IN A SCATHING CRITICISM of the Narendra Modi government's plans to hoist a 300-feet-tall Indian Tricolor at Sri Kartarpur Sahib Corridor leading to the shrine associated with Sikhism's founder Guru Nanak Dev Ji, Punjab's outspoken senior politician Bir Devinder Singh said both New Delhi and Islamabad should pull back from display of aggressive nationalism that was in complete conflict with the philosophy and preachings of the great Guru.
"You want to turn Kartarpar Sahib into another spot like Wagah where soldiers can stomp the ground and kick high up in the air in an ugly display of competitive territorial sovereignty and natonalism? The Sikh community and the brave Punjabis on both sides of the border should not allow their respective governments to walk down that path,
" Bir Devinder told Punjab Today.
Earlier in the day, at a press conference in Jalandhar, the former Deputy Speaker of Punjab Assembly, released two separate letters he wrote to Prime Minister Narendra Modi and Pakistan's premier Imran Khan, arguing for the need to shun away the practice and instead celebrate the Kartarpur Sahib Corridor as an ‘Equatorial Line of Interfaith Understanding.’
"Modi and Imran Khan right now have the power to use this corridor and occasion as pious as the 550th Birth Anniversary celebrations of Guru Nanak Dev Ji to display "the humankind’s capacity to dream big to achieve mutual love and peace," he said.
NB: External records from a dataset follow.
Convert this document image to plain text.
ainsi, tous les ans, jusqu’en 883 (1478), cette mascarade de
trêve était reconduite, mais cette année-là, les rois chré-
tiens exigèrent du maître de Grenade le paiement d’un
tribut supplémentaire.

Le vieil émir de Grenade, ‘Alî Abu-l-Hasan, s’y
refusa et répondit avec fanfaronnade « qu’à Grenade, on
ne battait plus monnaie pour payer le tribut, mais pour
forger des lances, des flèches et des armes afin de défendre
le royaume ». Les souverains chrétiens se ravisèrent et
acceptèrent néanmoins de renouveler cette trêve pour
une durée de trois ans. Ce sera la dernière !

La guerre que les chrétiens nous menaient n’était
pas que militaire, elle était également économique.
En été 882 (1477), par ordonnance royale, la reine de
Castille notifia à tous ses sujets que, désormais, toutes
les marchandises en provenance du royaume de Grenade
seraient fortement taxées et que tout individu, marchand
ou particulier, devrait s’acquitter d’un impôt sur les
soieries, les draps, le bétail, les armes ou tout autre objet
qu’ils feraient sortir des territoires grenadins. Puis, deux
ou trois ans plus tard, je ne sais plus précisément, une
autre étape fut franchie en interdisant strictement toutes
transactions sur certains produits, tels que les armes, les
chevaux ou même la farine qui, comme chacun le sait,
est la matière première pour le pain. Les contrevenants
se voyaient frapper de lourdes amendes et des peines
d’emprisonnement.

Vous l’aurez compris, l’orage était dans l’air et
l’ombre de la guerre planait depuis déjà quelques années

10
Known for raising core issues impacting Punjab and Sikhism and often hailed as a master orator, Bir Devinder Singh said Modi and Khan have both displayed political courage and the corridor has turned into a reality in the face of complex political landmine of competing interests and spasmodic nature of India-Pakistan relations.
"It will be a shame if all of it now ends up in a display of territorial arrogance with a 300 feet Indian flag going up and then another 300 feet tall Pakistani flag being raised on the other side," the seasoned leader said.
Bir Devinder, whose long career in politics saw him at one stage heading the All India Sikh Students Federation (AISSF), said it was "absolutely pertinent" that the entire corridor venture must "not stray away from the philosophy of the great Guru whose 550th Gurpurab we are about to mark with this international corridor."
"Nothing should happen, not even inadvertently, that is fundamentally contrary to the spirit of the teachings of Guru Nanak," he said, and wrote to PM Modi that a Tricolor "hardly fit into a paradigm of religiosity, spirituality and universal brotherhood that the Sikh Gurus sought to imbue this land with."
In his letter to Pakistan Prime Minister Imran Khan, Bir Devinder Singh said he displayed "an audacity of hope" by conceding the demand for corridor and urged him to "not fall for any competing display" by hoisting any massive Pakistan national flag at Sri Kartarpur Sahib.
"Competitive ego matches have brought our two nations to a point where we have to wait for decades" before taking any bold decisions, Bir Devinder Singh told Imran Khan and urged the two premiers "to sit together and convince each other that Sri Kartarpur Sahib needs no national flags."
"Please convince my prime minister and allow him to convince you that both India and Pakistan will do well not to start hoisting national flags and instead let the Sri Kartarpur Sahib Corridor emerge as an ‘Equatorial Line of Interfaith Understanding’ in South Asia," Bir Devinder Singh said.